The trend toward increased compatibility of SUVs with cars and minivans was documented by IIHS researchers in 2011. They attributed the change to stronger structures and side airbags in cars and minivans and to newer SUV designs that lowered the vehicles’ front ends to better align with cars’ energy absorbing structures. These more compatible designs were the result of a 2003 voluntary commitment by automakers that the Institute helped broker.

“For a long time, the front ends of SUVs were so high that they bypassed the energy absorbing structures of the fronts of cars,” says Joe Nolan, IIHS senior vice president for vehicle research and a co-author of both the earlier study and the new one. “The changes prompted by the voluntary commitment largely resolved that issue.”

The trend toward better crash compatibility between cars and SUVs has continued, the new study shows. In 2013-16, the rate that car drivers were killed in crashes with 1-4-year-old SUVs was just 28 percent higher than the rate that car drivers were killed in crashes with other cars, also between 1 and 4 years old. That compares with 132 percent in 1989-92 and 59 percent in 2009-12.



“The fact that car-SUV compatibility has continued to improve long after the voluntary commitment is probably a result of improved crashworthiness in the smallest vehicles,” Nolan says. “Small cars and minicar used to have the worst ratings in our crash tests but have made big strides in recent years.”

Although the voluntary commitment resulted in more compatible pickup designs too, pickup/car compatibility is still lacking. The car driver death rate in crashes with pickups increased steadily between 1989 and 2008 relative to the car driver death rate in crashes with other cars. This gap began to close over the last decade but remains large. In 2013-16, pickups were 2½ times as likely to be involved in a crash that was fatal for a car or minivan driver than other cars and minivans were.



To see how much of the remaining problem is due to weight differences versus design issues, the researchers repeated their analysis with only vehicles weighing between 3,500 and 4,000 pounds. The car driver death rate in crashes with light pickups in this weight range was just 23 percent higher than it was in crashes with cars of similar weight.

The car driver death rate in crashes with light SUVs of this weight was slightly lower than in crashes with cars. These results point to weight differences as a likely source of continued incompatibility.

But would shedding weight make pickups and SUVs less protective of their own occupants? To find out, researchers also looked at death rates among the pickup and SUV drivers themselves. For the earlier years, the death rates among light pickup and light SUV drivers were much higher compared with their full sized counterparts.

In 2013-16, however, lighter vehicles were not associated with as much of an increase in driver death rates. In other words, higher curb weight doesn’t seem to play as big a role in protecting SUV and pickup occupants as it once did.

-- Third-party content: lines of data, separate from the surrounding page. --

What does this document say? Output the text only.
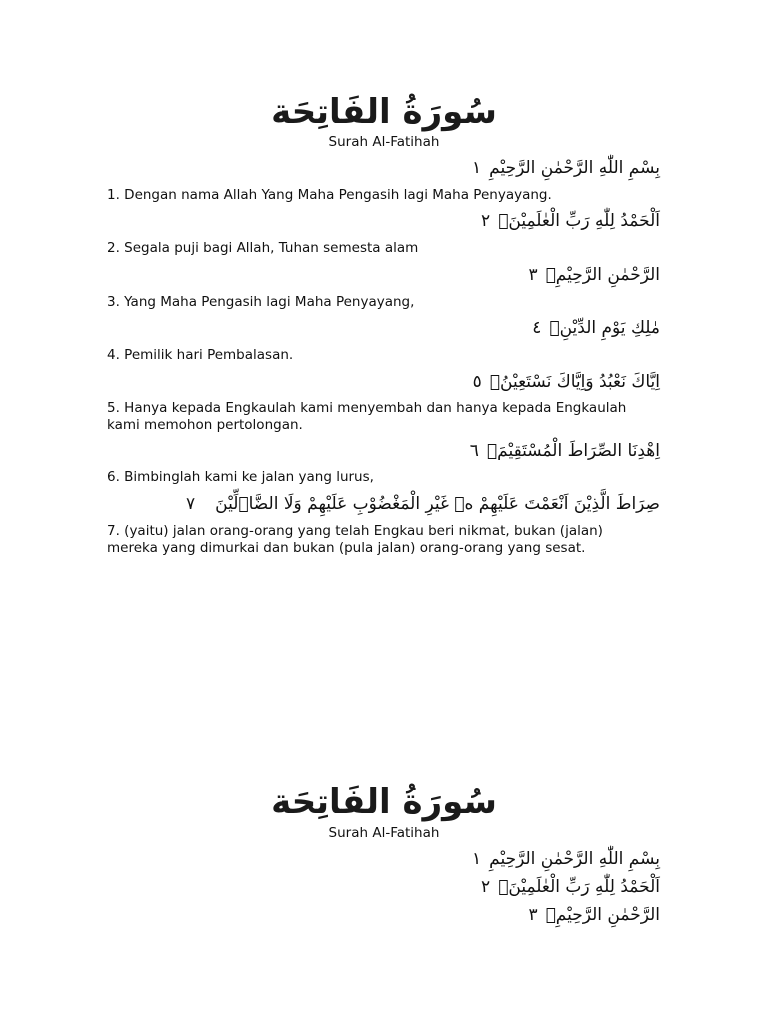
سُورَةُ الفَاتِحَة
Surah Al-Fatihah
بِسْمِ اللّٰهِ الرَّحْمٰنِ الرَّحِيْمِ١
1. Dengan nama Allah Yang Maha Pengasih lagi Maha Penyayang.
اَلْحَمْدُ لِلّٰهِ رَبِّ الْعٰلَمِيْنَۙ٢
2. Segala puji bagi Allah, Tuhan semesta alam
الرَّحْمٰنِ الرَّحِيْمِۙ٣
3. Yang Maha Pengasih lagi Maha Penyayang,
مٰلِكِ يَوْمِ الدِّيْنِۗ٤
4. Pemilik hari Pembalasan.
اِيَّاكَ نَعْبُدُ وَاِيَّاكَ نَسْتَعِيْنُۗ٥
5. Hanya kepada Engkaulah kami menyembah dan hanya kepada Engkaulah kami memohon pertolongan.
اِهْدِنَا الصِّرَاطَ الْمُسْتَقِيْمَۙ٦
6. Bimbinglah kami ke jalan yang lurus,
صِرَاطَ الَّذِيْنَ اَنْعَمْتَ عَلَيْهِمْ ەۙ غَيْرِ الْمَغْضُوْبِ عَلَيْهِمْ وَلَا الضَّاۤلِّيْنَ٧
7. (yaitu) jalan orang-orang yang telah Engkau beri nikmat, bukan (jalan) mereka yang dimurkai dan bukan (pula jalan) orang-orang yang sesat.
سُورَةُ الفَاتِحَة
Surah Al-Fatihah
بِسْمِ اللّٰهِ الرَّحْمٰنِ الرَّحِيْمِ١
اَلْحَمْدُ لِلّٰهِ رَبِّ الْعٰلَمِيْنَۙ٢
الرَّحْمٰنِ الرَّحِيْمِۙ٣
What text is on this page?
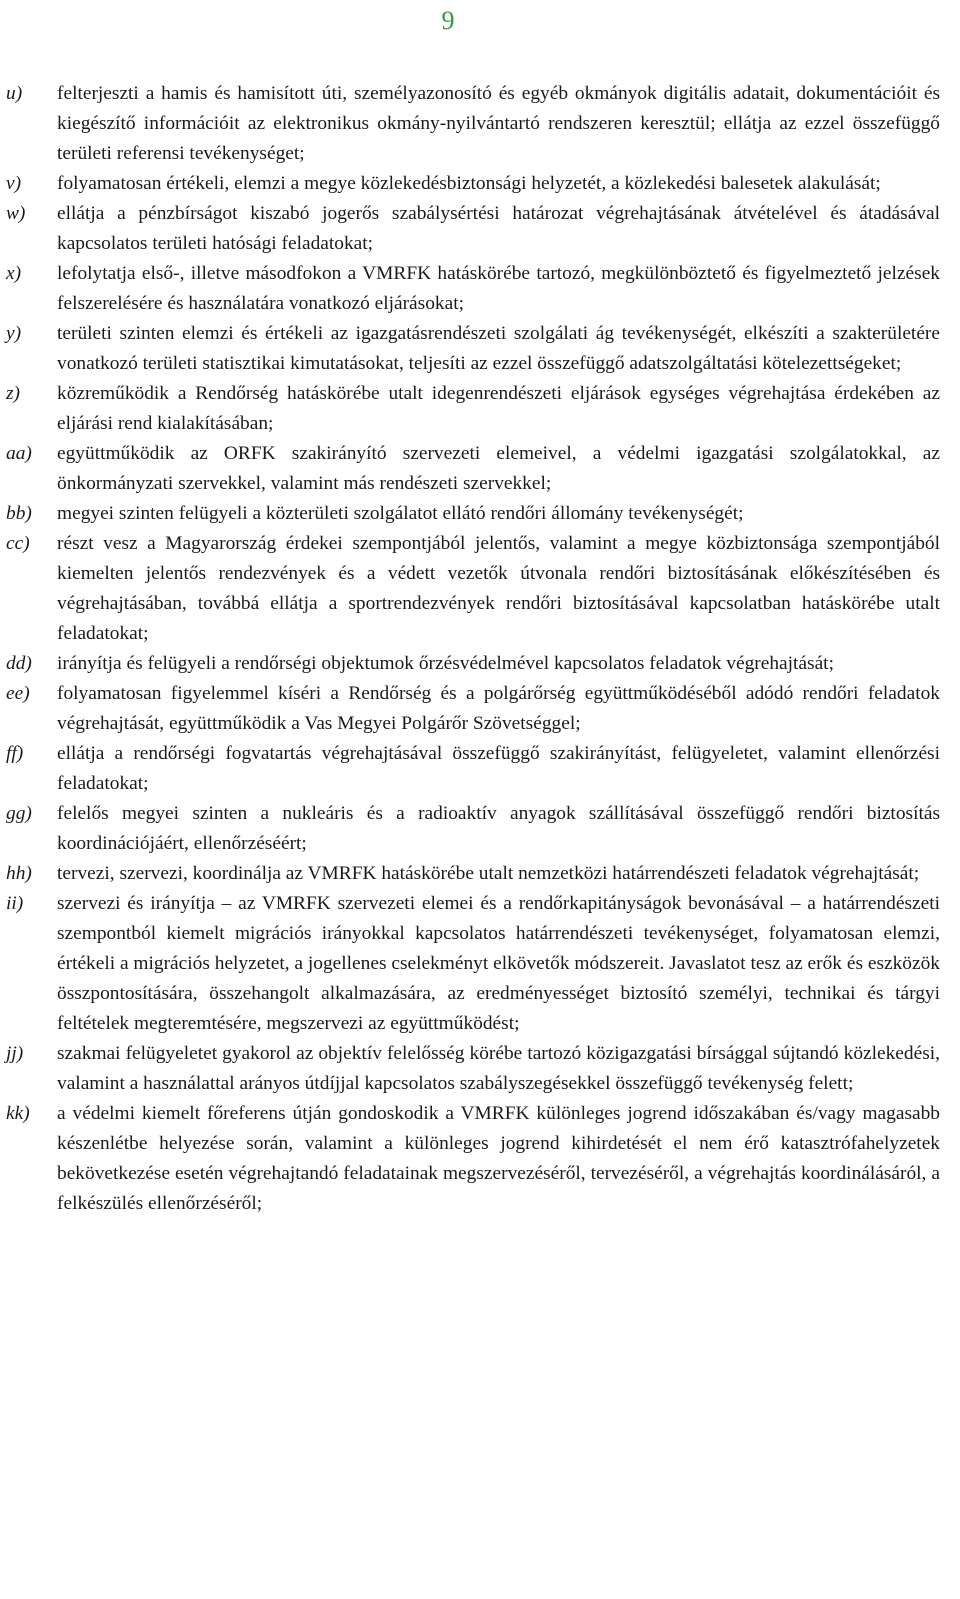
9
u)	felterjeszti a hamis és hamisított úti, személyazonosító és egyéb okmányok digitális adatait, dokumentációit és kiegészítő információit az elektronikus okmány-nyilvántartó rendszeren keresztül; ellátja az ezzel összefüggő területi referensi tevékenységet;
v)	folyamatosan értékeli, elemzi a megye közlekedésbiztonsági helyzetét, a közlekedési balesetek alakulását;
w)	ellátja a pénzbírságot kiszabó jogerős szabálysértési határozat végrehajtásának átvételével és átadásával kapcsolatos területi hatósági feladatokat;
x)	lefolytatja első-, illetve másodfokon a VMRFK hatáskörébe tartozó, megkülönböztető és figyelmeztető jelzések felszerelésére és használatára vonatkozó eljárásokat;
y)	területi szinten elemzi és értékeli az igazgatásrendészeti szolgálati ág tevékenységét, elkészíti a szakterületére vonatkozó területi statisztikai kimutatásokat, teljesíti az ezzel összefüggő adatszolgáltatási kötelezettségeket;
z)	közreműködik a Rendőrség hatáskörébe utalt idegenrendészeti eljárások egységes végrehajtása érdekében az eljárási rend kialakításában;
aa)	együttműködik az ORFK szakirányító szervezeti elemeivel, a védelmi igazgatási szolgálatokkal, az önkormányzati szervekkel, valamint más rendészeti szervekkel;
bb)	megyei szinten felügyeli a közterületi szolgálatot ellátó rendőri állomány tevékenységét;
cc)	részt vesz a Magyarország érdekei szempontjából jelentős, valamint a megye közbiztonsága szempontjából kiemelten jelentős rendezvények és a védett vezetők útvonala rendőri biztosításának előkészítésében és végrehajtásában, továbbá ellátja a sportrendezvények rendőri biztosításával kapcsolatban hatáskörébe utalt feladatokat;
dd)	irányítja és felügyeli a rendőrségi objektumok őrzésvédelmével kapcsolatos feladatok végrehajtását;
ee)	folyamatosan figyelemmel kíséri a Rendőrség és a polgárőrség együttműködéséből adódó rendőri feladatok végrehajtását, együttműködik a Vas Megyei Polgárőr Szövetséggel;
ff)	ellátja a rendőrségi fogvatartás végrehajtásával összefüggő szakirányítást, felügyeletet, valamint ellenőrzési feladatokat;
gg)	felelős megyei szinten a nukleáris és a radioaktív anyagok szállításával összefüggő rendőri biztosítás koordinációjáért, ellenőrzéséért;
hh)	tervezi, szervezi, koordinálja az VMRFK hatáskörébe utalt nemzetközi határrendészeti feladatok végrehajtását;
ii)	szervezi és irányítja – az VMRFK szervezeti elemei és a rendőrkapitányságok bevonásával – a határrendészeti szempontból kiemelt migrációs irányokkal kapcsolatos határrendészeti tevékenységet, folyamatosan elemzi, értékeli a migrációs helyzetet, a jogellenes cselekményt elkövetők módszereit. Javaslatot tesz az erők és eszközök összpontosítására, összehangolt alkalmazására, az eredményességet biztosító személyi, technikai és tárgyi feltételek megteremtésére, megszervezi az együttműködést;
jj)	szakmai felügyeletet gyakorol az objektív felelősség körébe tartozó közigazgatási bírsággal sújtandó közlekedési, valamint a használattal arányos útdíjjal kapcsolatos szabályszegésekkel összefüggő tevékenység felett;
kk)	a védelmi kiemelt főreferens útján gondoskodik a VMRFK különleges jogrend időszakában és/vagy magasabb készenlétbe helyezése során, valamint a különleges jogrend kihirdetését el nem érő katasztrófahelyzetek bekövetkezése esetén végrehajtandó feladatainak megszervezéséről, tervezéséről, a végrehajtás koordinálásáról, a felkészülés ellenőrzéséről;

“More sophisticated designs that do a better job of managing forces in a crash, along with electronic stability control and other crash avoidance features, have made the sheer weight of a vehicle less important,” Nolan says. “This suggests that reducing the weight of the heaviest vehicles for better fuel economy, for example, by switching from steel to aluminum, can improve safety for other road users without sacrificing occupant protection.”